Она опять начала возиться с текстом, высунув кончик языка между ровными белыми зубами.
„А что, если она решит?“ — предположил Иво. — „Сказать ей правду прямо сейчас, попытаться объяснить? Нет, это неразумно“.
— Мрачный дуб, прелестные косы в кружевах, — наконец продекламировала она. — Что-то в этом духе. Больше вариантов нет, и я не знаю, где начать интерпретацию. Боже, как я устала! И зачем ему потребовалось отправлять вам подобное послание?
— Темнота дубравы, расшитая парчой, — сказал Иво.
Она встрепенулась:
— Для вас это что-то означает. Отрывок из стиха?
— Да, — она была слишком умна, а он уж и так сказал слишком много. — Это из вашей прежней работы? Знакомая цитата? Это как-то должно указать вам путь?
— Да, — он понимал, что сейчас она спросит имя автора и не был готов ответить.
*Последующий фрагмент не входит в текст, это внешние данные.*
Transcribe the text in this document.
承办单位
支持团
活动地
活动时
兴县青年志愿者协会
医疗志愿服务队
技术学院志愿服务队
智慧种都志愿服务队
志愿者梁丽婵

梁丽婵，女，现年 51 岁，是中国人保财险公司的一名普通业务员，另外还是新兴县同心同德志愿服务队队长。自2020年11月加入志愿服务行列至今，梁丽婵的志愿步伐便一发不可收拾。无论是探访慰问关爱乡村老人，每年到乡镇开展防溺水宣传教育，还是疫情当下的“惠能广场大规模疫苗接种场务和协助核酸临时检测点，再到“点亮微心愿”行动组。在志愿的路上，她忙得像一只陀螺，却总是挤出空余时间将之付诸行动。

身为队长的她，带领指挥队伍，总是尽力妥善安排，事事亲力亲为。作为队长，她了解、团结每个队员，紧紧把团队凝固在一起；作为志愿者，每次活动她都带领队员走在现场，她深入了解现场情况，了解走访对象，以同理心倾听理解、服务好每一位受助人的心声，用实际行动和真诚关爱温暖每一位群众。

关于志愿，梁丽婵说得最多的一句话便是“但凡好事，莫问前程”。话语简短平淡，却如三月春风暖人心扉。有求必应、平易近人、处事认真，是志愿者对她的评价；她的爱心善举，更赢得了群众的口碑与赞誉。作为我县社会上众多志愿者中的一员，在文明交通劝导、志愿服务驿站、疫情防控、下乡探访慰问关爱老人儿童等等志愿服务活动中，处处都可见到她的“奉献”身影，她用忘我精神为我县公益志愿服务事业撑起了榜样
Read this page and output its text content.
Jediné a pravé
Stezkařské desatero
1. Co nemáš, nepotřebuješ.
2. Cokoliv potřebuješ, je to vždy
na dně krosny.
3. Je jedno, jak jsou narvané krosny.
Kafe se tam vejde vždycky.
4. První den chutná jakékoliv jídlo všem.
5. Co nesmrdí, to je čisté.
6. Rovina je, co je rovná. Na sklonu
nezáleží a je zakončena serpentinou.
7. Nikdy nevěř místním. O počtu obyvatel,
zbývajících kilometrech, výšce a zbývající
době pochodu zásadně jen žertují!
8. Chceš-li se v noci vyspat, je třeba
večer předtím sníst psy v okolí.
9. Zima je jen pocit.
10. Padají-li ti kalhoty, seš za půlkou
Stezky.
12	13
Она и так его отгадает или… или чем она попробует его соблазнить?
— Теперь могу и отдохнуть, — сказала Афра. Она прошаркала к гамаку и упала в него. Сбросив тапочки, она свернулась, выставив колени. Она забыла, где находится — или ей действительно было уже все равно. Не иначе, подумал Иво с неожиданной ревностью, привыкла спать здесь. В комнате Брада.
Он посмотрел на нее. Легкие волосы выбились из-под косынки, тонкая рука свисала за край гамака и покачивалась в такт его колебаниям, белые колени, округлые, гладкие…
Иво выругал себя за вожделенный взгляд.
Согласно нынешним ощущениям Иво, Афра была женщиной мечты. Не имело значения то, что мечта воплощалась в реальности. Он приучил себя мириться с людьми с более высоким интеллектом, но не ожидать особых способностей от девушки, на которой придется жениться. Не нужно особой красоты, можно не обращать внимание на мелкие изъяны характера — сотни маленьких предосторожностей ради будущего спокойствия и удобства. Он не был выдающимся человеком, кроме одного качества, которое не давало ему обрести цель в жизни. Заурядный человек вряд ли завоюет расположение незаурядной женщины. А такой как он, и любой женщины.
Теперь ему стало понятно, насколько он недооценивал свою восприимчивость к простой плотской красоте. Он любил Афру с первого взгляда, до того, как узнал что-то существенное о ней. Побежденный, он мог надеяться только на милость.
— Я думала, что хуже уже никогда не будет, — сонно проговорила Афра в подушку, — когда потеряла отца. А теперь Брад — опять все то же.